Section Confidence Intervals and Hypothesis Testing Worksheet
Our goal is to use a sample to understand what is happening in our population. We are going to focus on estimating means and proportions for our population using a sample.
Subsection Confidence Intervals for the Mean
Cases that we need to consider separately:
Population standard deviation (\(\sigma\)) is known:
\begin{equation*}
\bar{x}\pm z_{\alpha/2}\left(\frac{\sigma}{\sqrt{n}}\right)
\end{equation*}
Population standard deviation (\(\sigma\)) is not known, and we only know the sample standard deviation:
\begin{equation*}
\bar{x}\pm t_{\alpha/2}\left(\frac{s}{\sqrt{n}}\right)
\end{equation*}
Subsection Confidence Interval for the Proportion
\begin{equation*}
\overline{p}\pm (z_{\alpha/2})\cdot\left(\sqrt{\frac{\overline{p}(1-\overline{p})}{n}}\right)
\end{equation*}
Example 7.1. Credit Balance Confidence Interval.
This file shows credit balances for a sample of customers. Construct a \(95\%\) confidence interval in Excel for the average credit balance.

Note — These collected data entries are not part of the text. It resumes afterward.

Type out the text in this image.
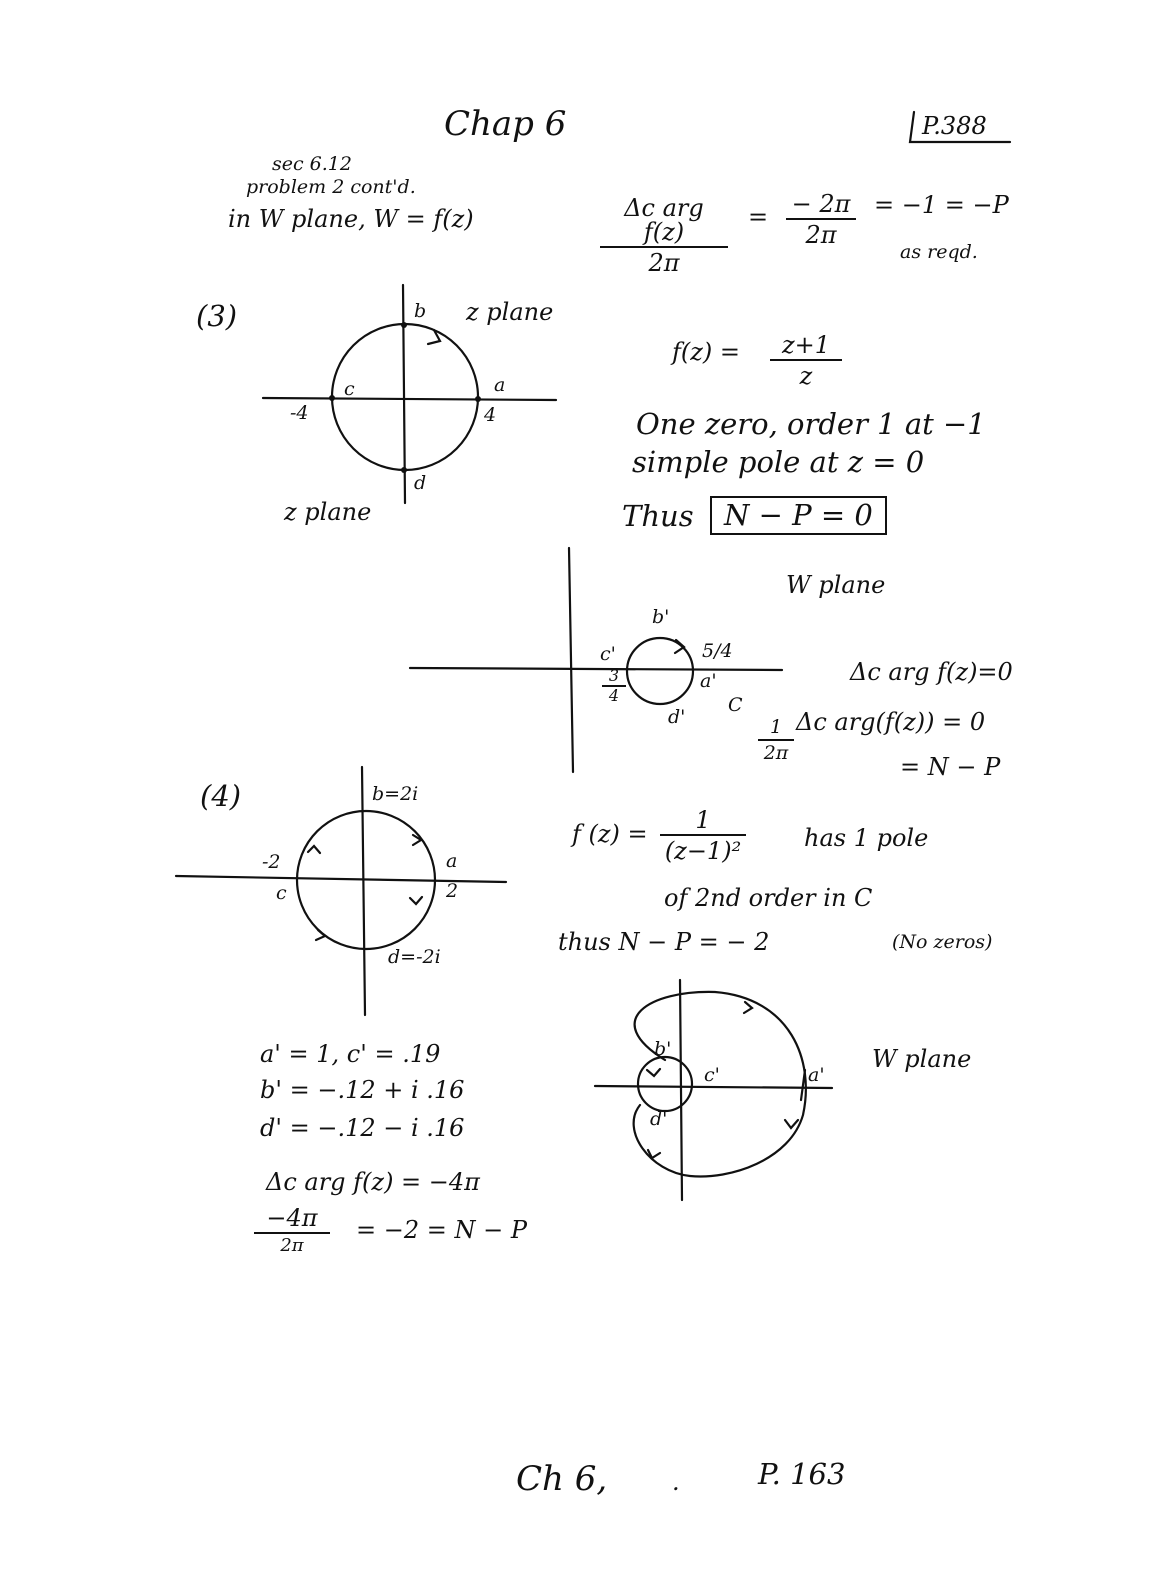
Chap 6	P.388
sec 6.12
problem 2 cont'd.
in W plane, W = f(z)	Δc arg f(z)
2π
= $\frac{- 2\pi}{2\pi} = -1 = -P$
as reqd.
(3)	z plane
b
c	a
-4	4
d
z plane
$f(z) = \frac{z+1}{z}$
One zero, order 1 at −1
simple pole at z = 0
Thus	N − P = 0
W plane
b'
c'	5/4
a'
$\frac{3}{4}$
d'
C
Δc arg f(z)=0
$\frac{1}{2\pi}$ Δc arg(f(z)) = 0
= N − P
(4)	b=2i
-2
c
a
2
d=-2i
f $(z) = \frac{1}{\text{(z−1)²}}$ has 1 pole
of 2nd order in C
thus N − P = − 2	(No zeros)
a' = 1, c' = .19
b' = −.12 + i .16
d' = −.12 − i .16
Δc arg f(z) = −4π
−4π
2π
= −2 = N − P
W plane
b'
c'	a'
d'
Ch 6,	.	P. 163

Subsection Confidence Intervals in Tableau
Example 7.2.
Tableau can also construct confidence intervals! Let’s construct the confidence interval from
Example 7.1 in Tableau.
Subsection Real-World Examples of Finding Confidence Intervals in Excel
Example 7.3. US Census Data Confidence Intervals.
(a)
Use the sample data to estimate the average number of hours worked per week in the US among people who work a positive number of hours each week. (Look at “pehract1”.)
(b)
Use the sample data to estimate the proportion of households in the US in which someone owns a business or a farm. (Look at “HUBUS”.)
Subsection Hypothesis Testing
We have shown how a sample could be used to develop a point and interval estimates of population parameters such as the mean (\(\mu\)) and the proportion (\(p\)). Now we will continue the discussion of statistical inference by showing how hypothesis testing can be used to determine whether a statement about the value of a population parameter should or should not be rejected.
Definition 7.4.
A hypothesis is an assumption about a population parameter.

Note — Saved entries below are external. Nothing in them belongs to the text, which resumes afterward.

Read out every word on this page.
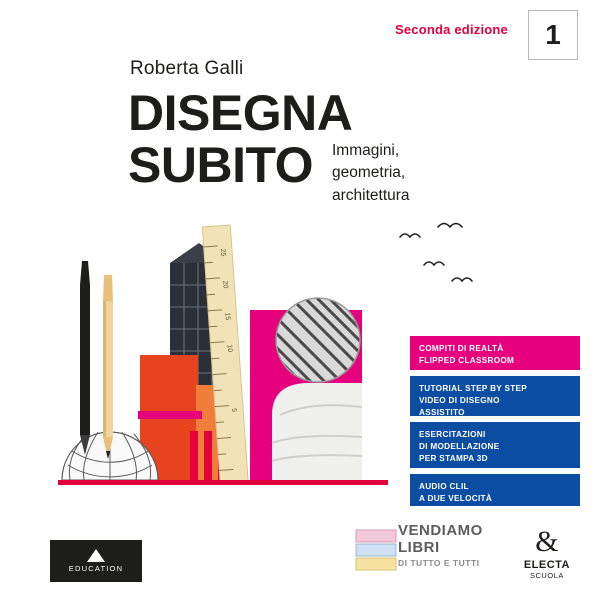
Seconda edizione 1
Roberta Galli
DISEGNA
SUBITO Immagini,
geometria,
architettura
25
20
15
10
5
COMPITI DI REALTÀ
FLIPPED CLASSROOM
TUTORIAL STEP BY STEP
VIDEO DI DISEGNO
ASSISTITO
ESERCITAZIONI
DI MODELLAZIONE
PER STAMPA 3D
AUDIO CLIL
A DUE VELOCITÀ
EDUCATION
&
ELECTA
SCUOLA
VENDIAMO
LIBRI
DI TUTTO E TUTTI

The null hypothesis, denoted \(H_0\text{,}\) represents the status quo and involves stating the belief that the population parameter is \(=,\leq, \geq\) a specific value
The alternative hypothesis, denoted \(H_1\text{,}\) represents the opposite of \(H_0\text{,}\) and is believed to be true if the null hypothesis is found to be false.
Example 7.5.
\(H_0\text{:}\) No more than \(30\%\) of the registered voters in Santa Clara County voted in the primary election.
\(H_1\text{:}\) More than \(30\%\) of the registered voters in Santa Clara County voted in the primary election.
Subsection Test Statistics for Hypothesis Tests
Test statistic for hypothesis tests about a population mean if \(\sigma\) is known:
\begin{equation*}
z = \frac{\overline{x}-(\mu)_{H_0}}{\sigma/\sqrt{n}}
\end{equation*}
Test statistic for hypothesis tests about a population mean if \(\sigma\) is NOT known:
\begin{equation*}
t = \frac{\overline{x}-(\mu)_{H_0}}{s/\sqrt{n}}
\end{equation*}
Test statistic for hypothesis tests about a population proportion:
\begin{equation*}
z = \frac{\overline{p}-(p)_{H_0}}{\sqrt{\frac{(p)_{H_0}(1-(p)_{H_0})}{n}}}
\end{equation*}
Subsection p-value
Definition 7.6.
A p-value is the probability, assuming that \(H_0\) is true, of obtaining a random sample of size \(n\) that results in a test statistic at least as extreme as the one observed in the current sample.
Example 7.7.
We want to test the hypothesis that the proportion of households in the US in which someones owns a business or a farm is
\(10.4\%\) using the US Census sample data from October 2023::
https://bit.ly/3SskrqA
Determine the null and alternative hypotheses and find the test statistic.
Then find the p-value and decide what you can conclude based on this sample.